With Three deal, is Skype killing voice revenues for carriers? Not yet

With Three deal, is Skype killing voice revenues for carriers? Not yet

by Ingrid Lunden and Matt Marshall

Late last week, the Internet phone service Skype announced that the UK carrier Three UK had become the first 3G carrier to embrace Skype and offer it freely without restriction.

You may ask: Who in their right mind will continue to use their regular carrier voice service when they can make free Skype-to-Skype calls, or free IM via Skype?

Good question. This is a big development because the Ebay-owned Skype has so far been shunned by most other carriers — for example, it has been restricted by AT&T, and banned by T-Mobile. The Three UK has naturally begs the question whether this is a watershed moment, the beginning of the end for carriers’ ability to make money from voice services.

Well, not really.

Three UK — which is actually a distant fourth operator in the country with around 3 million customers — clearly hopes the offer will drive more users to its network. However, the deal may end up losing Three more revenue in the longer term, says Steven Hartley, a senior analyst with Ovum in London.

Starting in May, the service will run on either a Three network phone, or for that matter, any unlocked 3G device. Three says the “bulk” of these phone models will be supported. It will offer a pre-paid Three SIM card for £1.99. Once the SIM card is installed in the phone, the user will get a free text offering a download for the Skype client appropriate for the device.
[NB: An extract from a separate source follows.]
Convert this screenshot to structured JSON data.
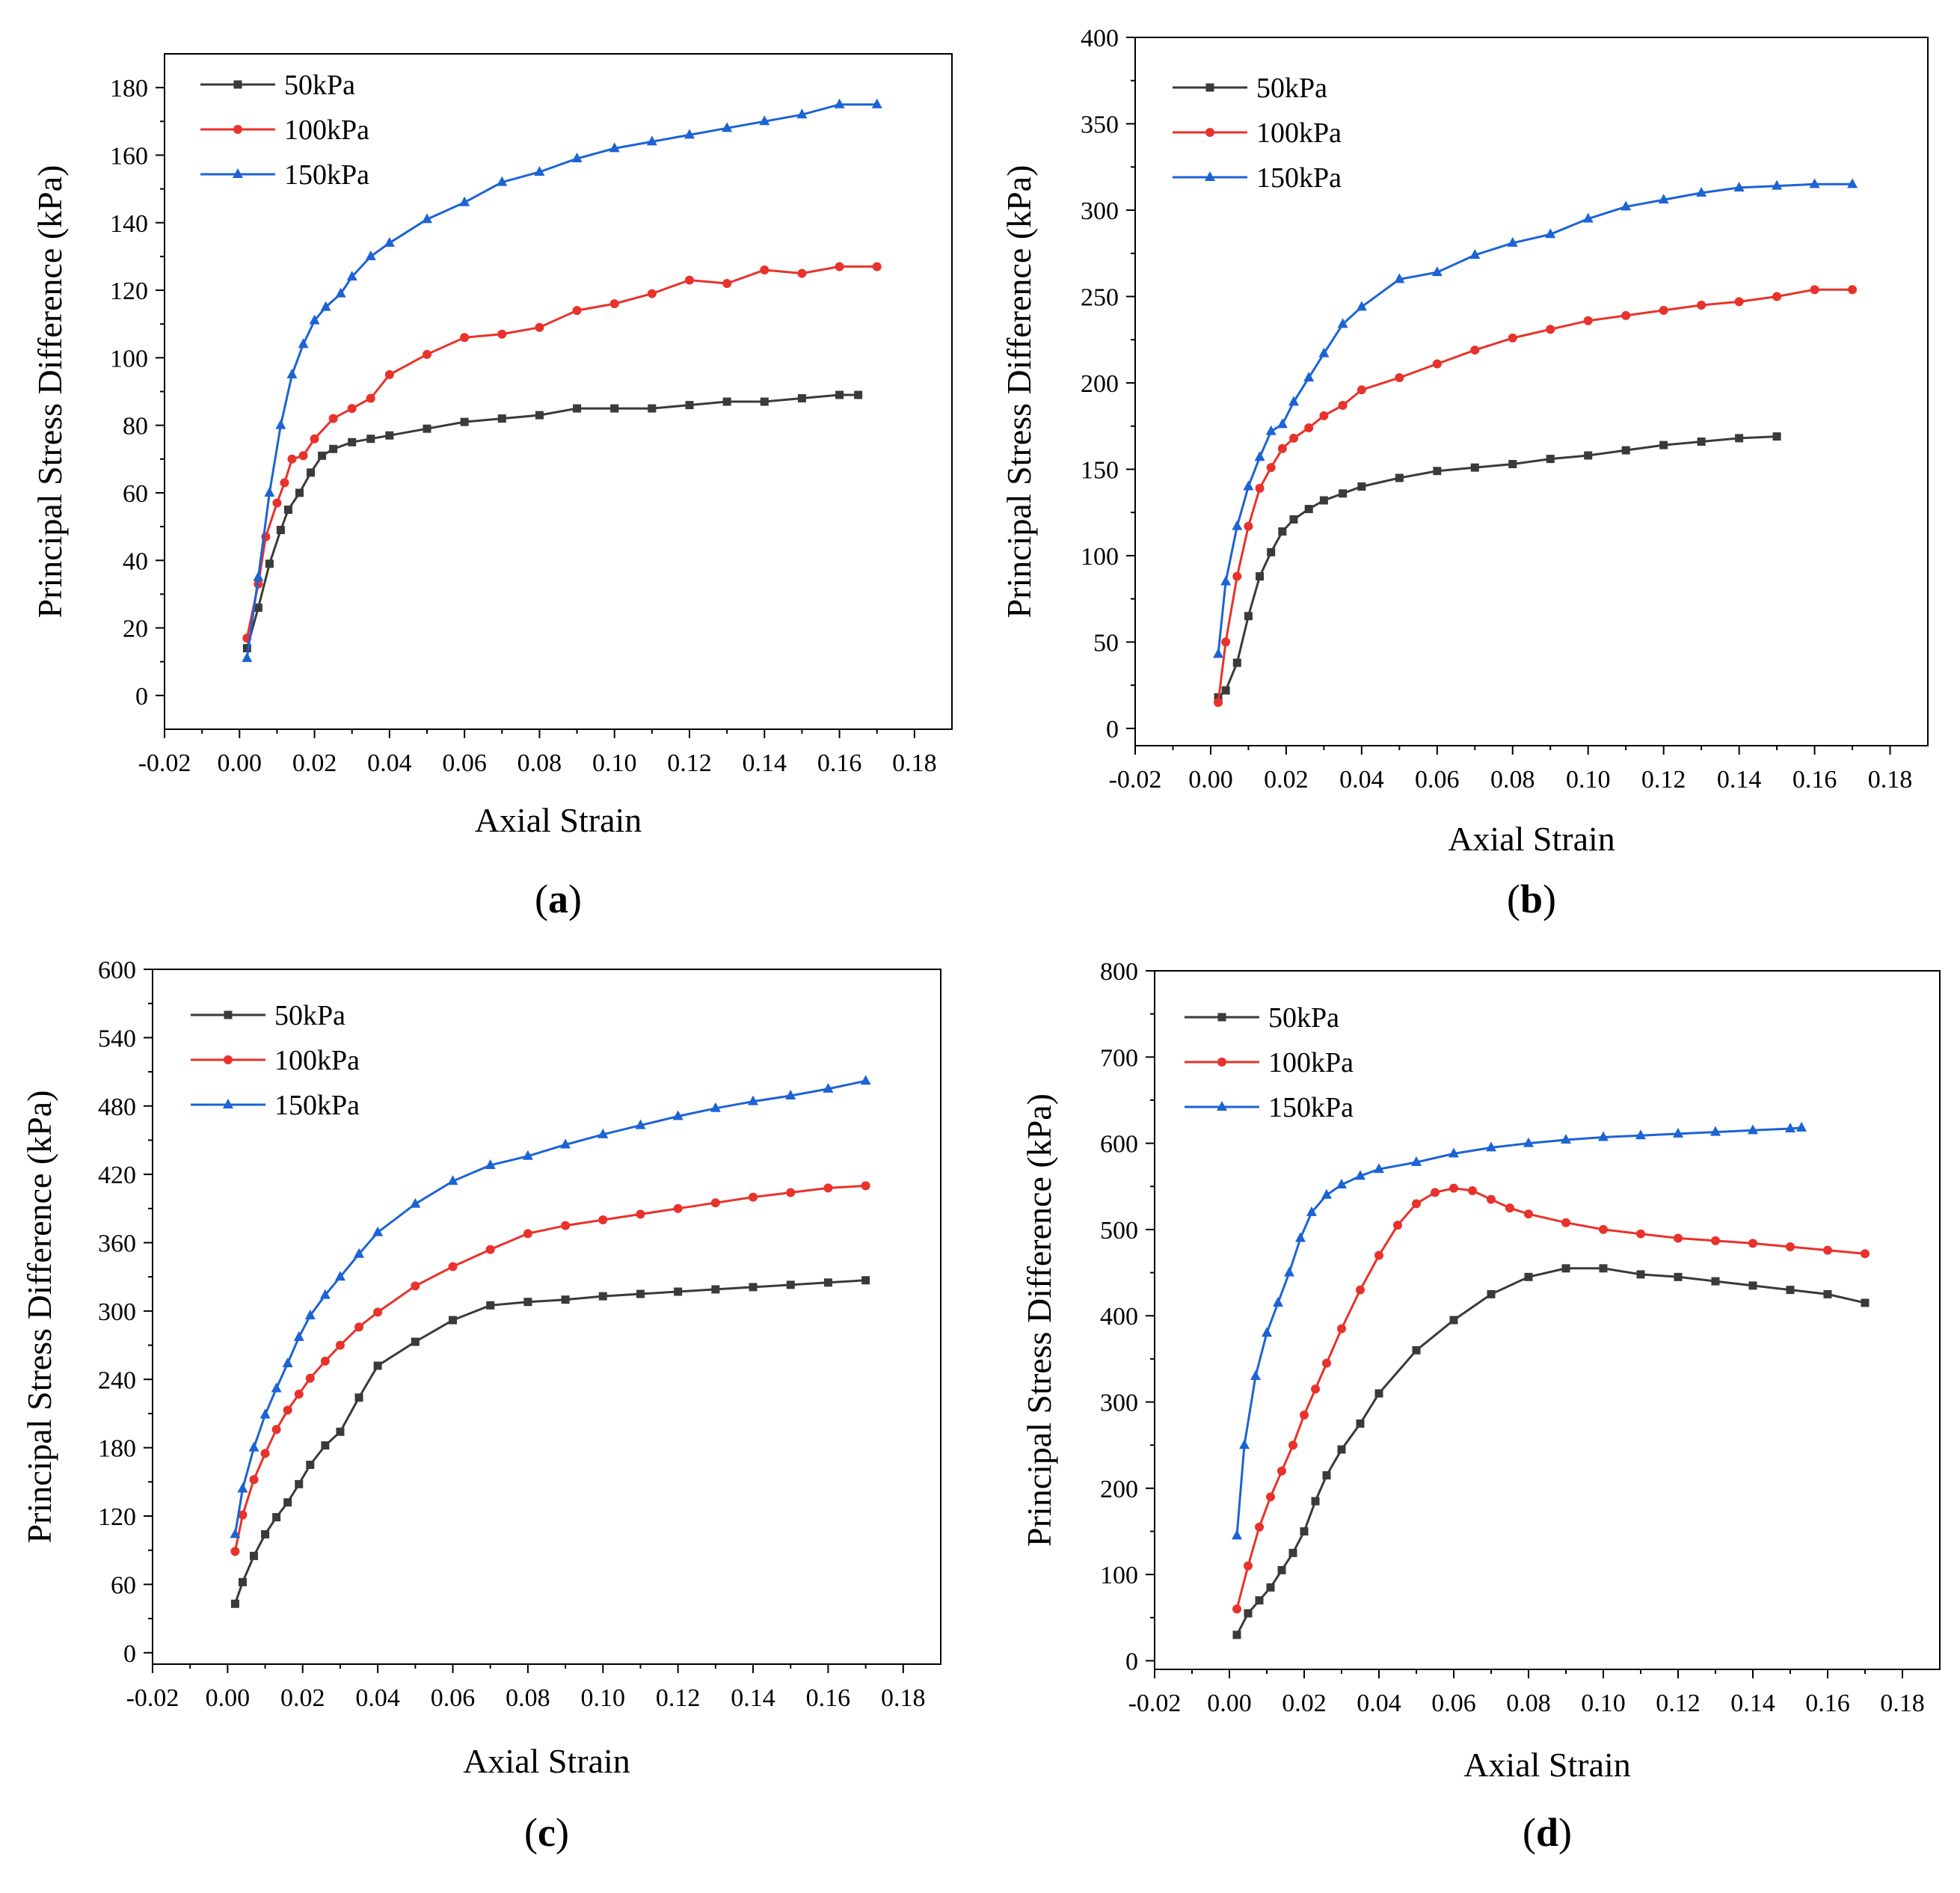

“Three is caught in something of no-win situation in the UK,” Hartley writes in a research note. “If this gambit succeeds, then Three will have disrupted the market, but only in as far as forcing the other operators to respond. As [the other operators] are far larger and have far deeper pockets, the likelihood is that Three will come off worst in the long-term. And if it fails, Three can only try something even more desperate to attract customers.”
Keep in mind that the number of calls that are valid in this free scheme is pretty limited. If you want to make video calls or Skype-out domestic or international calls, you have to pay.

Because there is nothing in the way of details on the financial deal between Skype, Three and other partners in the ecosystem — such as iSkoot, which is apparently is helping provide the service — it’s unclear how much of a hit Three and Skype are willing to take by offering free Skype-to-Skype calls for the sake of growing their user bases.

Three claims that Skype pre-pay users give the operator 20 percent higher margins than ordinary pre-pay users; and that it is driving user uptake, with 79 percent of all of Three’s Skype users new to the network. (The higher margins may well come down to the ue of iSkoot, which routes Skype on to the voice circuit-switch rather than the more expensive data network. This, argues the company, makes the service less of a data cannibalizer than operators traditionally fear VoIP to be.)
Three projects it will carry a billion Skype voice minutes in 2009 — or only 1 percent of Skype’s traffic currently.

Skype says that its iPhone/iPod Touch app was downloaded 2.5 million times in the first 14 days it was available. That meant that in less than a month it was downloaded enough times to penetrate into 10 percent of the entire iPhone/iPod market.